Below is an example of the mean_matrix of the Avatar the Last Airbender series.
load("~/COMM2501 Portfolio - z5218332/files/char_cor_ala.Rda")
char_cor_ala
## ALA/01 ALA/02 ALA/03 ALA/04 ALA/05 ALA/06
## ALA/01 1.0000000 -0.11353446 0.60562139 0.12145248 0.48090792 -0.60267446
## ALA/02 -0.1135345 1.00000000 0.05948133 0.62837136 0.08113064 0.49277943
## ALA/03 0.6056214 0.05948133 1.00000000 0.09800885 0.15670493 -0.34491950
## ALA/04 0.1214525 0.62837136 0.09800885 1.00000000 0.50904654 0.38930006
## ALA/05 0.4809079 0.08113064 0.15670493 0.50904654 1.00000000 -0.09552781
## ALA/06 -0.6026745 0.49277943 -0.34491950 0.38930006 -0.09552781 1.00000000
## ALA/07 0.7893246 -0.06831766 0.74306159 0.14140753 0.24760274 -0.51295471
## ALA/08 -0.7396712 0.45282289 -0.45976223 0.18887431 -0.31221333 0.85084865
## ALA/09 0.7314900 -0.13359811 0.34704383 0.06248613 0.42267790 -0.21967323
## ALA/10 0.5935482 0.03293412 0.71430933 0.19896495 0.25794318 -0.47748013
## ALA/07 ALA/08 ALA/09 ALA/10
## ALA/01 0.78932460 -0.7396712 0.73148998 0.59354820
## ALA/02 -0.06831766 0.4528229 -0.13359811 0.03293412
## ALA/03 0.74306159 -0.4597622 0.34704383 0.71430933
## ALA/04 0.14140753 0.1888743 0.06248613 0.19896495
## ALA/05 0.24760274 -0.3122133 0.42267790 0.25794318
## ALA/06 -0.51295471 0.8508487 -0.21967323 -0.47748013
## ALA/07 1.00000000 -0.5635277 0.46594610 0.80657537
## ALA/08 -0.56352771 1.0000000 -0.50076635 -0.39609912
## ALA/09 0.46594610 -0.5007664 1.00000000 0.13281086
## ALA/10 0.80657537 -0.3960991 0.13281086 1.00000000
These correlation matrices were calculated using the available 36 selected personality spectrum.
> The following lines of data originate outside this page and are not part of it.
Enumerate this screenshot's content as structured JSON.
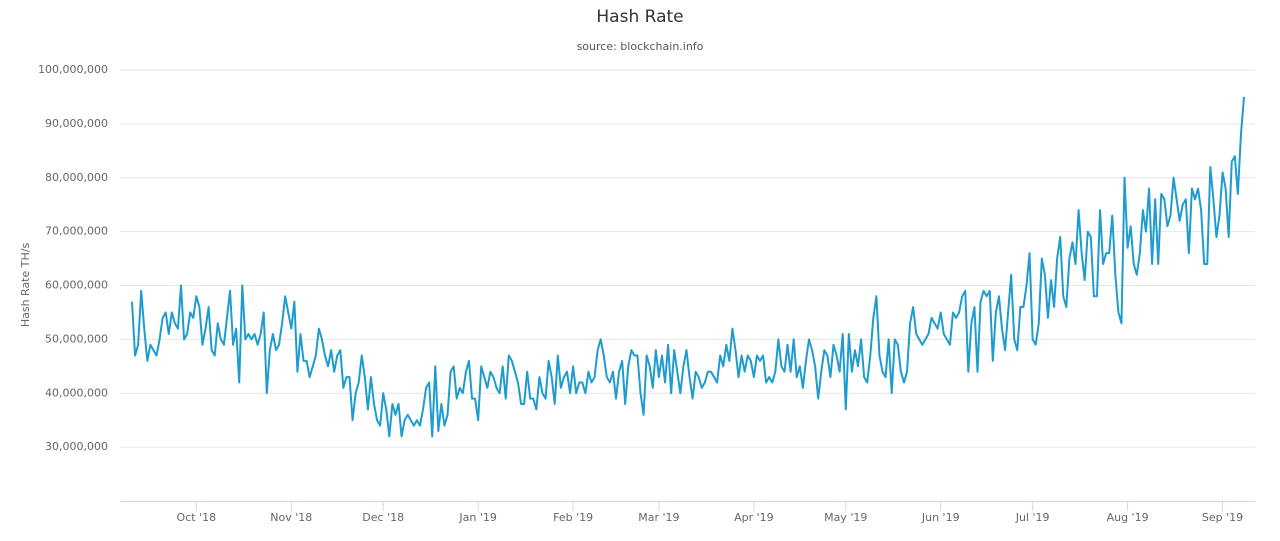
{
  "chart_data": {
    "type": "line",
    "title": "Hash Rate",
    "subtitle": "source: blockchain.info",
    "y_label": "Hash Rate TH/s",
    "ylim": [
      20000000,
      100000000
    ],
    "yticks": [
      {
        "value": 30000000,
        "label": "30,000,000"
      },
      {
        "value": 40000000,
        "label": "40,000,000"
      },
      {
        "value": 50000000,
        "label": "50,000,000"
      },
      {
        "value": 60000000,
        "label": "60,000,000"
      },
      {
        "value": 70000000,
        "label": "70,000,000"
      },
      {
        "value": 80000000,
        "label": "80,000,000"
      },
      {
        "value": 90000000,
        "label": "90,000,000"
      },
      {
        "value": 100000000,
        "label": "100,000,000"
      }
    ],
    "grid": true,
    "categories": [
      null,
      null,
      null,
      null,
      null,
      null,
      null,
      null,
      null,
      null,
      null,
      null,
      null,
      null,
      null,
      null,
      null,
      null,
      null,
      null,
      null,
      "Oct '18",
      null,
      null,
      null,
      null,
      null,
      null,
      null,
      null,
      null,
      null,
      null,
      null,
      null,
      null,
      null,
      null,
      null,
      null,
      null,
      null,
      null,
      null,
      null,
      null,
      null,
      null,
      null,
      null,
      null,
      null,
      "Nov '18",
      null,
      null,
      null,
      null,
      null,
      null,
      null,
      null,
      null,
      null,
      null,
      null,
      null,
      null,
      null,
      null,
      null,
      null,
      null,
      null,
      null,
      null,
      null,
      null,
      null,
      null,
      null,
      null,
      null,
      "Dec '18",
      null,
      null,
      null,
      null,
      null,
      null,
      null,
      null,
      null,
      null,
      null,
      null,
      null,
      null,
      null,
      null,
      null,
      null,
      null,
      null,
      null,
      null,
      null,
      null,
      null,
      null,
      null,
      null,
      null,
      null,
      "Jan '19",
      null,
      null,
      null,
      null,
      null,
      null,
      null,
      null,
      null,
      null,
      null,
      null,
      null,
      null,
      null,
      null,
      null,
      null,
      null,
      null,
      null,
      null,
      null,
      null,
      null,
      null,
      null,
      null,
      null,
      null,
      "Feb '19",
      null,
      null,
      null,
      null,
      null,
      null,
      null,
      null,
      null,
      null,
      null,
      null,
      null,
      null,
      null,
      null,
      null,
      null,
      null,
      null,
      null,
      null,
      null,
      null,
      null,
      null,
      null,
      "Mar '19",
      null,
      null,
      null,
      null,
      null,
      null,
      null,
      null,
      null,
      null,
      null,
      null,
      null,
      null,
      null,
      null,
      null,
      null,
      null,
      null,
      null,
      null,
      null,
      null,
      null,
      null,
      null,
      null,
      null,
      null,
      "Apr '19",
      null,
      null,
      null,
      null,
      null,
      null,
      null,
      null,
      null,
      null,
      null,
      null,
      null,
      null,
      null,
      null,
      null,
      null,
      null,
      null,
      null,
      null,
      null,
      null,
      null,
      null,
      null,
      null,
      null,
      "May '19",
      null,
      null,
      null,
      null,
      null,
      null,
      null,
      null,
      null,
      null,
      null,
      null,
      null,
      null,
      null,
      null,
      null,
      null,
      null,
      null,
      null,
      null,
      null,
      null,
      null,
      null,
      null,
      null,
      null,
      null,
      "Jun '19",
      null,
      null,
      null,
      null,
      null,
      null,
      null,
      null,
      null,
      null,
      null,
      null,
      null,
      null,
      null,
      null,
      null,
      null,
      null,
      null,
      null,
      null,
      null,
      null,
      null,
      null,
      null,
      null,
      null,
      "Jul '19",
      null,
      null,
      null,
      null,
      null,
      null,
      null,
      null,
      null,
      null,
      null,
      null,
      null,
      null,
      null,
      null,
      null,
      null,
      null,
      null,
      null,
      null,
      null,
      null,
      null,
      null,
      null,
      null,
      null,
      null,
      "Aug '19",
      null,
      null,
      null,
      null,
      null,
      null,
      null,
      null,
      null,
      null,
      null,
      null,
      null,
      null,
      null,
      null,
      null,
      null,
      null,
      null,
      null,
      null,
      null,
      null,
      null,
      null,
      null,
      null,
      null,
      null,
      "Sep '19",
      null,
      null,
      null,
      null,
      null,
      null,
      null
    ],
    "series": [
      {
        "name": "Hash Rate",
        "color": "#1f9ccf",
        "values": [
          57000000,
          47000000,
          49000000,
          59000000,
          52000000,
          46000000,
          49000000,
          48000000,
          47000000,
          50000000,
          54000000,
          55000000,
          51000000,
          55000000,
          53000000,
          52000000,
          60000000,
          50000000,
          51000000,
          55000000,
          54000000,
          58000000,
          56000000,
          49000000,
          52000000,
          56000000,
          48000000,
          47000000,
          53000000,
          50000000,
          49000000,
          54000000,
          59000000,
          49000000,
          52000000,
          42000000,
          60000000,
          50000000,
          51000000,
          50000000,
          51000000,
          49000000,
          51000000,
          55000000,
          40000000,
          48000000,
          51000000,
          48000000,
          49000000,
          53000000,
          58000000,
          55000000,
          52000000,
          57000000,
          44000000,
          51000000,
          46000000,
          46000000,
          43000000,
          45000000,
          47000000,
          52000000,
          50000000,
          47000000,
          45000000,
          48000000,
          44000000,
          47000000,
          48000000,
          41000000,
          43000000,
          43000000,
          35000000,
          40000000,
          42000000,
          47000000,
          43000000,
          37000000,
          43000000,
          38000000,
          35000000,
          34000000,
          40000000,
          37000000,
          32000000,
          38000000,
          36000000,
          38000000,
          32000000,
          35000000,
          36000000,
          35000000,
          34000000,
          35000000,
          34000000,
          37000000,
          41000000,
          42000000,
          32000000,
          45000000,
          33000000,
          38000000,
          34000000,
          36000000,
          44000000,
          45000000,
          39000000,
          41000000,
          40000000,
          44000000,
          46000000,
          39000000,
          39000000,
          35000000,
          45000000,
          43000000,
          41000000,
          44000000,
          43000000,
          41000000,
          40000000,
          45000000,
          39000000,
          47000000,
          46000000,
          44000000,
          42000000,
          38000000,
          38000000,
          44000000,
          39000000,
          39000000,
          37000000,
          43000000,
          40000000,
          39000000,
          46000000,
          43000000,
          38000000,
          47000000,
          41000000,
          43000000,
          44000000,
          40000000,
          45000000,
          40000000,
          42000000,
          42000000,
          40000000,
          44000000,
          42000000,
          43000000,
          48000000,
          50000000,
          47000000,
          43000000,
          42000000,
          44000000,
          39000000,
          44000000,
          46000000,
          38000000,
          45000000,
          48000000,
          47000000,
          47000000,
          40000000,
          36000000,
          47000000,
          45000000,
          41000000,
          48000000,
          43000000,
          47000000,
          42000000,
          49000000,
          40000000,
          48000000,
          44000000,
          40000000,
          45000000,
          48000000,
          43000000,
          39000000,
          44000000,
          43000000,
          41000000,
          42000000,
          44000000,
          44000000,
          43000000,
          42000000,
          47000000,
          45000000,
          49000000,
          46000000,
          52000000,
          48000000,
          43000000,
          47000000,
          44000000,
          47000000,
          46000000,
          43000000,
          47000000,
          46000000,
          47000000,
          42000000,
          43000000,
          42000000,
          44000000,
          50000000,
          45000000,
          44000000,
          49000000,
          44000000,
          50000000,
          43000000,
          45000000,
          41000000,
          46000000,
          50000000,
          48000000,
          45000000,
          39000000,
          44000000,
          48000000,
          47000000,
          43000000,
          49000000,
          47000000,
          44000000,
          51000000,
          37000000,
          51000000,
          44000000,
          48000000,
          45000000,
          50000000,
          43000000,
          42000000,
          47000000,
          54000000,
          58000000,
          47000000,
          44000000,
          43000000,
          50000000,
          40000000,
          50000000,
          49000000,
          44000000,
          42000000,
          44000000,
          53000000,
          56000000,
          51000000,
          50000000,
          49000000,
          50000000,
          51000000,
          54000000,
          53000000,
          52000000,
          55000000,
          51000000,
          50000000,
          49000000,
          55000000,
          54000000,
          55000000,
          58000000,
          59000000,
          44000000,
          53000000,
          56000000,
          44000000,
          57000000,
          59000000,
          58000000,
          59000000,
          46000000,
          55000000,
          58000000,
          52000000,
          48000000,
          55000000,
          62000000,
          50000000,
          48000000,
          56000000,
          56000000,
          60000000,
          66000000,
          50000000,
          49000000,
          53000000,
          65000000,
          62000000,
          54000000,
          61000000,
          56000000,
          65000000,
          69000000,
          58000000,
          56000000,
          65000000,
          68000000,
          64000000,
          74000000,
          66000000,
          61000000,
          70000000,
          69000000,
          58000000,
          58000000,
          74000000,
          64000000,
          66000000,
          66000000,
          73000000,
          62000000,
          55000000,
          53000000,
          80000000,
          67000000,
          71000000,
          64000000,
          62000000,
          66000000,
          74000000,
          70000000,
          78000000,
          64000000,
          76000000,
          64000000,
          77000000,
          76000000,
          71000000,
          73000000,
          80000000,
          76000000,
          72000000,
          75000000,
          76000000,
          66000000,
          78000000,
          76000000,
          78000000,
          74000000,
          64000000,
          64000000,
          82000000,
          76000000,
          69000000,
          73000000,
          81000000,
          78000000,
          69000000,
          83000000,
          84000000,
          77000000,
          88000000,
          95000000
        ]
      }
    ]
  }
}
These personality correlation values would be a more accurate in values if all the available spectrums in the raw dataset was used. However, the remaining personality spectrums will not be used for the ease of computation and maintain the consistency of the main data to be used for this portfolio. The character personality correlation values have been checked by me using the fictional characters I am familiar with. For example, it has been ensured that cheerful, lightheaded characters such as Aang and Ty Lee have a very high correlation value, while Aang and characters with a serious, evil personality such as Azula or Ozai would have a negatively high correlation value.
In this character correlation matrices, row and column names are in character codes, hence for the creation of DVs a separate dataframe would be needed to insert the character names in for better user comprehension. These correlation values reflect the similarity and differences in character personalities very well overall. It should be noted however, that these values were calculated based on a pool of ratings by people with different opinions and interpretations with the characters. In the full dataset, the standard deviations of people’s ratings on the characters’ personalities are included, yet are not taken into account to the correlation calculation.
Hence, it should be noted that there are certain characters with an evident personality persona, yet there are those whose personas are ambiguous. Users should then interpret these character correlation values do not reflect the characters as a whole, but as a general indicator on how similar or different the personalities of characters are.